Travel retail executions need to accommodate a variety of shopper types and journeys. From those passing time or enjoying the excitement of travel to business travellers rushing through to fly.
“The key difference between travel and other sectors is the mind states and journeys of transient shoppers,” explains Samuel Langley-Swain, insights and marketing manager at creative practice, Green Room Retail.
“Brands are striving to engage captive audiences who will happily spend money to pass the time.”
It is important that retail displays within this sector stand out because they are engaging, not because they stand in the way of passengers getting to their gates.
“Travelling can be very stressful, so the shopping areas need to be an oasis between the agro of getting to the airport, checking in, and passing through security,” says Michael Sheridan, founder and chairman of full service retail design agency Sheridan & Co.
“They also need to counteract any nerves that the passenger may have about the actual flight itself.”
The airside environment provides an opportunity to offer shoppers something they cannot find on the high street, says William Grant & Sons’ travel retail marketing manager for Europe, Emma Humphreys.
“There used to be very little theatre and experience for the passengers, whereas now this is of great importance to us,” she says.
Despite the big brand statements, retail space is at a premium within the travel environment, so the biggest challenge is around making the most of smaller footprints as well as maximising budgets.
“Concourse activity can be extremely expensive,” says Humphreys.
FMCG marketing taking off
While FMCG brands are used to working within retailer guidelines, airside retailing has other regulatory considerations to allow for when developing retail campaigns.
“There are also various issues regarding health and safety to be considered, such as the materials used and height restrictions.
What’s more, there are no ‘tasting bans’ in many airports, such as at Holland’s Schiphol Airport, so we have to focus on finding other ways to communicate and educate shoppers in these countries,” says Humphreys.
When Sheridan & Co worked on the World of Whiskies store at Heathrow’s T4, it took away the usual clichés, such as the map of Scotland, and focused on a small number of target customer groups.
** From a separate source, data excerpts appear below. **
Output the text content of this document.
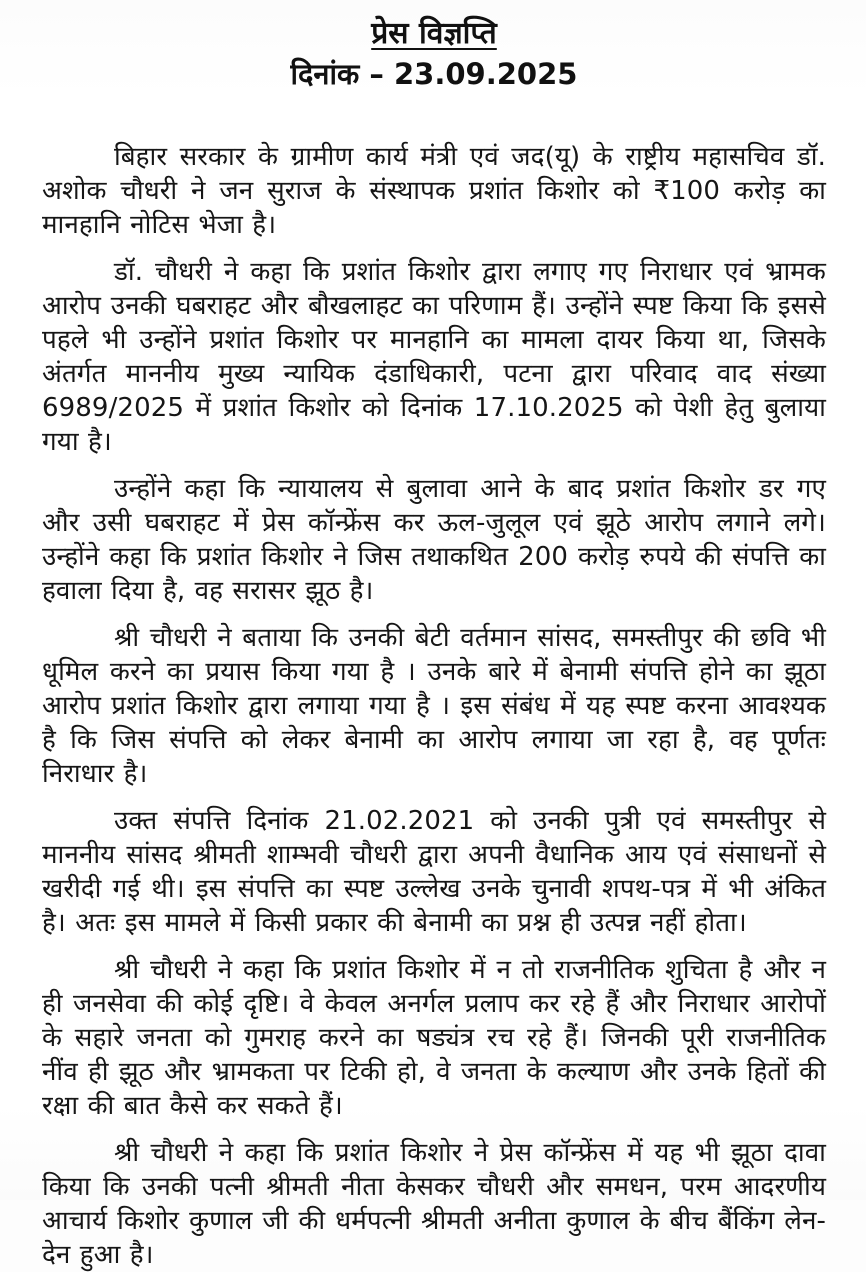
प्रेस विज्ञप्ति
दिनांक – 23.09.2025

बिहार सरकार के ग्रामीण कार्य मंत्री एवं जद(यू) के राष्ट्रीय महासचिव डॉ. अशोक चौधरी ने जन सुराज के संस्थापक प्रशांत किशोर को ₹100 करोड़ का मानहानि नोटिस भेजा है।

डॉ. चौधरी ने कहा कि प्रशांत किशोर द्वारा लगाए गए निराधार एवं भ्रामक आरोप उनकी घबराहट और बौखलाहट का परिणाम हैं। उन्होंने स्पष्ट किया कि इससे पहले भी उन्होंने प्रशांत किशोर पर मानहानि का मामला दायर किया था, जिसके अंतर्गत माननीय मुख्य न्यायिक दंडाधिकारी, पटना द्वारा परिवाद वाद संख्या 6989/2025 में प्रशांत किशोर को दिनांक 17.10.2025 को पेशी हेतु बुलाया गया है।

उन्होंने कहा कि न्यायालय से बुलावा आने के बाद प्रशांत किशोर डर गए और उसी घबराहट में प्रेस कॉन्फ्रेंस कर ऊल-जुलूल एवं झूठे आरोप लगाने लगे। उन्होंने कहा कि प्रशांत किशोर ने जिस तथाकथित 200 करोड़ रुपये की संपत्ति का हवाला दिया है, वह सरासर झूठ है।

श्री चौधरी ने बताया कि उनकी बेटी वर्तमान सांसद, समस्तीपुर की छवि भी धूमिल करने का प्रयास किया गया है । उनके बारे में बेनामी संपत्ति होने का झूठा आरोप प्रशांत किशोर द्वारा लगाया गया है । इस संबंध में यह स्पष्ट करना आवश्यक है कि जिस संपत्ति को लेकर बेनामी का आरोप लगाया जा रहा है, वह पूर्णतः निराधार है।

उक्त संपत्ति दिनांक 21.02.2021 को उनकी पुत्री एवं समस्तीपुर से माननीय सांसद श्रीमती शाम्भवी चौधरी द्वारा अपनी वैधानिक आय एवं संसाधनों से खरीदी गई थी। इस संपत्ति का स्पष्ट उल्लेख उनके चुनावी शपथ-पत्र में भी अंकित है। अतः इस मामले में किसी प्रकार की बेनामी का प्रश्न ही उत्पन्न नहीं होता।

श्री चौधरी ने कहा कि प्रशांत किशोर में न तो राजनीतिक शुचिता है और न ही जनसेवा की कोई दृष्टि। वे केवल अनर्गल प्रलाप कर रहे हैं और निराधार आरोपों के सहारे जनता को गुमराह करने का षड्यंत्र रच रहे हैं। जिनकी पूरी राजनीतिक नींव ही झूठ और भ्रामकता पर टिकी हो, वे जनता के कल्याण और उनके हितों की रक्षा की बात कैसे कर सकते हैं।

श्री चौधरी ने कहा कि प्रशांत किशोर ने प्रेस कॉन्फ्रेंस में यह भी झूठा दावा किया कि उनकी पत्नी श्रीमती नीता केसकर चौधरी और समधन, परम आदरणीय आचार्य किशोर कुणाल जी की धर्मपत्नी श्रीमती अनीता कुणाल के बीच बैंकिंग लेन-देन हुआ है।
These included learners, gifters, first time buyers, upgraders, and connoisseurs. Each stereotype was given clear areas to be comfortable, and information for their respective propositions.
“Generally, trading is dictated by travel routes, and in turn the reason travellers want to get to those destinations,” explains Sheridan.
The key strengths of travel retail activations are their disruptive nature and the ability to be both globally authentic and locally relevant.
“It’s important to be true to brand so that shoppers can instantly relate to brands in a crowded space,” says Langley-Swain.
“The principle of authenticity combined with local relevance can provide some useful messaging and merchandising strategies to engage shoppers across different market sectors.”
Vino Volo food concept at LAX airport in the US.
Practical airport considerations
So what practical considerations do brands need to make in their attempts to engage such diverse international shopper audiences?
“Travel does makes you think about the target audience more, rather than just branding. Some local references are going to be meaningless to overseas visitors,” says Sheridan.
For Humphreys, the number of international passengers now travelling from emerging markets also has a significant implication on campaign planning.
“With the increase in the number of high spending Chinese and Russian passengers now travelling, we have had to focus on providing POP with translations across key European airports,” she says.
She also points to the example of the company’s recent Age of Discovery Red Wine Cask launch, which reflected the target Asian market by incorporating red and gold into the campaign creative – important colours in localised culture.
Beauty retail at Sydney Airport T2.
Like any retail channel, duty free, or travel retail as it is now more commonly known, has also started to see drastic changes caused by the integration of digital.
According to Langley-Swain, this is set to change even further as many brands start to discover the potential of using digital to disrupt shoppers, facilitate self guided purchasing, and encourage data capture.
“In our own projects we have seen how digital technology can interrupt the shopper journey through immersive interaction and a sense of fun, as well as drive purchasing for those customers who are time poor or prefer self selection,” he says.
As with large retail developments, some countries are now focused on turning their main airport and retail experience into national statements.
“We are currently working on brand placement in Baku, Azerbaijan right now for skin care brand, Gazelli, and the environmental architecture is definitely a glossy statement of pride about their country,” says Sheridan.
“I think the ‘temple of excellence’ now witnessed in multi-category stores in cities around the world has, to a certain extent, been evolved in travel retail.
“Perhaps not so much for fashion, but especially for categories with portable products like beauty, spirits and accessories.”
He predicts even larger big brand statements and experiential marketing for spirits, brand temples and even bar-type offerings – not just in departure halls, but also in arrivals, too.